Bärtschi-Post

Die Briefträgerin & das Neuland

Katrin Bärtschi

Katrin Bärtschi ist Briefträgerin in Bern und Gewerkschafterin.

Noch ist die Briefträgerin nicht im Neuland angekommen. Noch ist sie im Zwischenreich zwischen Lohnarbeitsleben bei der Post und zukünftigem selbstbestimmterem Erwerbsleben in Teilzeit. Noch ist nicht ganz in ihr Bewusstsein gesickert, dass sie nun «früpe» ist, bei der gelben Riesin frühpensioniert.

«Auch die Briefträgerin will noch ein paar eckige Runden drehn.»

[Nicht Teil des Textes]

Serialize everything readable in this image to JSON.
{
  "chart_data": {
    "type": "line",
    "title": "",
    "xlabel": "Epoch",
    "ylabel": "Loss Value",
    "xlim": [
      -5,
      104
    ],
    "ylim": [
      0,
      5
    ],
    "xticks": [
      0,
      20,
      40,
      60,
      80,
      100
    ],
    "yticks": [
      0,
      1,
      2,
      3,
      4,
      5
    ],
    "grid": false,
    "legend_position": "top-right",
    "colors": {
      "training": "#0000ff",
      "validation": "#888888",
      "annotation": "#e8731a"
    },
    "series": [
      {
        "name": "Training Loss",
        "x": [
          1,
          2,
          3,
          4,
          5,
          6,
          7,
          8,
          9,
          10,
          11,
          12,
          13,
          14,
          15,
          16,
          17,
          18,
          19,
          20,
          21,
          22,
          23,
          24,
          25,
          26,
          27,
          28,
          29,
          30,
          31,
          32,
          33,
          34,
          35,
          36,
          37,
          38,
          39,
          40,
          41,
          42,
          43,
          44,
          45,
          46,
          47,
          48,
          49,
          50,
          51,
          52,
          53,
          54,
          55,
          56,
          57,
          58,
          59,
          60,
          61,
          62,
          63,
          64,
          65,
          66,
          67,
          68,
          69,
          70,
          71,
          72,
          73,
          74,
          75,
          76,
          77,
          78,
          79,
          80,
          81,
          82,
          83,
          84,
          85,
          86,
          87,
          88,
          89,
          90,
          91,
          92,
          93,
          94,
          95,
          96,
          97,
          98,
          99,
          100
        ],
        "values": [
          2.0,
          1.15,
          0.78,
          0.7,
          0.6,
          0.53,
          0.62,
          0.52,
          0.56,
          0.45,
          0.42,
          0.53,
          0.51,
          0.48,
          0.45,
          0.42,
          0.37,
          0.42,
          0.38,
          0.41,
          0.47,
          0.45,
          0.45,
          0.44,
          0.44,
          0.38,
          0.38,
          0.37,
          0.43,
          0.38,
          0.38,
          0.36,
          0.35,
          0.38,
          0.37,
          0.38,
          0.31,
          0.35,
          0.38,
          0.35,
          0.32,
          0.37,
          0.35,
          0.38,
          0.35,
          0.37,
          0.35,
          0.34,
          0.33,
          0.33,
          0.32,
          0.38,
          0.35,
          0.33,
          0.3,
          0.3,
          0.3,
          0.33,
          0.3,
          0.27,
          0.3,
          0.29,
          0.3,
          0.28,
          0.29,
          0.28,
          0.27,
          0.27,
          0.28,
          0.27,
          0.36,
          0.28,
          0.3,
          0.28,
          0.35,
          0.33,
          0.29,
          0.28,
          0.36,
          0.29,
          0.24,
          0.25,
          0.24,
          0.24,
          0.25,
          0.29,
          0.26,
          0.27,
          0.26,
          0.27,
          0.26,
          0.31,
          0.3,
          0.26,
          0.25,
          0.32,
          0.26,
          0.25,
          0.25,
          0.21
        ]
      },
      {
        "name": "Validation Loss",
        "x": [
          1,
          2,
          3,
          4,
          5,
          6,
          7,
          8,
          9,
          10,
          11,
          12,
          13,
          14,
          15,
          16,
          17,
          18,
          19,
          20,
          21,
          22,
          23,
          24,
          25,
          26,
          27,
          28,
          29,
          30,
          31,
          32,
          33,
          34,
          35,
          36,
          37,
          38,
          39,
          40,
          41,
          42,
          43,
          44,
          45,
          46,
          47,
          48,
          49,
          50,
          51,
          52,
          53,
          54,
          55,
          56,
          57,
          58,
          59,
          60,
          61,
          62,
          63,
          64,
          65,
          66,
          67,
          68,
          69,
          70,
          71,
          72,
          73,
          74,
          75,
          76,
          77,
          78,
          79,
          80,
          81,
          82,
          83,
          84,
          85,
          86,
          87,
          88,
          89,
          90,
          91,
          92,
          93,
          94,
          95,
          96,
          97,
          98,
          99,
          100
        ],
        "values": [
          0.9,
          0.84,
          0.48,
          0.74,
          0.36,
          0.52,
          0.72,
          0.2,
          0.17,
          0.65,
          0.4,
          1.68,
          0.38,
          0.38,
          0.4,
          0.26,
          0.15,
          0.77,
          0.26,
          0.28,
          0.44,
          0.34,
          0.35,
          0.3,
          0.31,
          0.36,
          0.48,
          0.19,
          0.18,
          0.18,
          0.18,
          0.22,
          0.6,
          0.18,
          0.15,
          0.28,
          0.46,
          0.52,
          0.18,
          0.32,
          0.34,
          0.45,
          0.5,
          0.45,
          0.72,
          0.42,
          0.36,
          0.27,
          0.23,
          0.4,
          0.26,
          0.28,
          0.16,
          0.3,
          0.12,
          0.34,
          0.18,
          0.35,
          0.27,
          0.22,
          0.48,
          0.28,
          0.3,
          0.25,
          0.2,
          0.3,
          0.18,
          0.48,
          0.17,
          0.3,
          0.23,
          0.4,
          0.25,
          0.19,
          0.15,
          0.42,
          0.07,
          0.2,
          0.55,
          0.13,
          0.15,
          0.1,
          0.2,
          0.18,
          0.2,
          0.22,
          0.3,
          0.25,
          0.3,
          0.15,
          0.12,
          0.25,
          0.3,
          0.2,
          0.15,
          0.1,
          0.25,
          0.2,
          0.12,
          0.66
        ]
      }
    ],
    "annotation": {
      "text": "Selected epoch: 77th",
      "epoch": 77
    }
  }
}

ECKIGE RUNDEN. Es denkt ihr viel, derzeit. Ganz besonders zum Thema Arbeit. Arbeit unter kapi­talistischen Bedingungen und in verwandten Systemen. Arbeit unter Stress. Es denkt ihr über die Ausbeutung der Menschen durch Menschen, über die Bewertung von Menschen allein aufgrund ihrer Leistungsfähigkeit und ihres Leistungswillens und über die ungerechte Verteilung des Erwirtschafteten. Radikal gedacht und in Experimenten auch immer wieder gelebt, könnte Arbeit auch ganz anders aussehen: selbstgewählter und selbstbestimmter, mitbestimmter, überschaubarer.

Und damit sinnvoller. Ja, auch um den Sinn drehen sich die Gedanken der Briefträgerin, ganz sachlich und irgendwie logisch. Immer wieder taucht dazu ein Lied von Wolf Biermann aus ihrer Erinnerung auf: «Das kann doch nicht alles gewesen sein …». Sie hört es sich wieder einmal an, ist froh, dass ihre Bilanz anders aussieht als die im Lied erzählte, und merkt, auch sie «will noch ein paar eckige Runden drehn … und dann erst den Löffel abgeben, eben». Wenn nüt anders.

Nicht nur Postangestellte gratulieren der Briefträgerin zu ihrem Entscheid, das Wagnis der Frühpensionierung einzugehen. Alle sagen, sie möchten auch, aber … Und die Briefträgerin überlegt, was es zu bedeuten hat, dass alle eigentlich lieber nicht arbeiten würden. Nicht so arbeiten?

SÜSSMOST. Sie war noch einmal im Betrieb, zum Abschiedsanlass, der dann in der Arbeit ersoff. In der Arbeit der andern, die ausgerechnet an diesem Tag überquoll. Doch es war gut, sie half ein wenig, mischelte noch einmal Werbung, trug vorsortierte Post ab, stiess mit den Kolleginnen und Kollegen an, mit Kaffee, Redbull und Süssmost. Zwei, drei überraschende Gespräche, ein Geschenk zum Tschüss, noch einmal eine leise Wehmut, so in der Halle und zwischen den Gestellen, und dann war Schluss.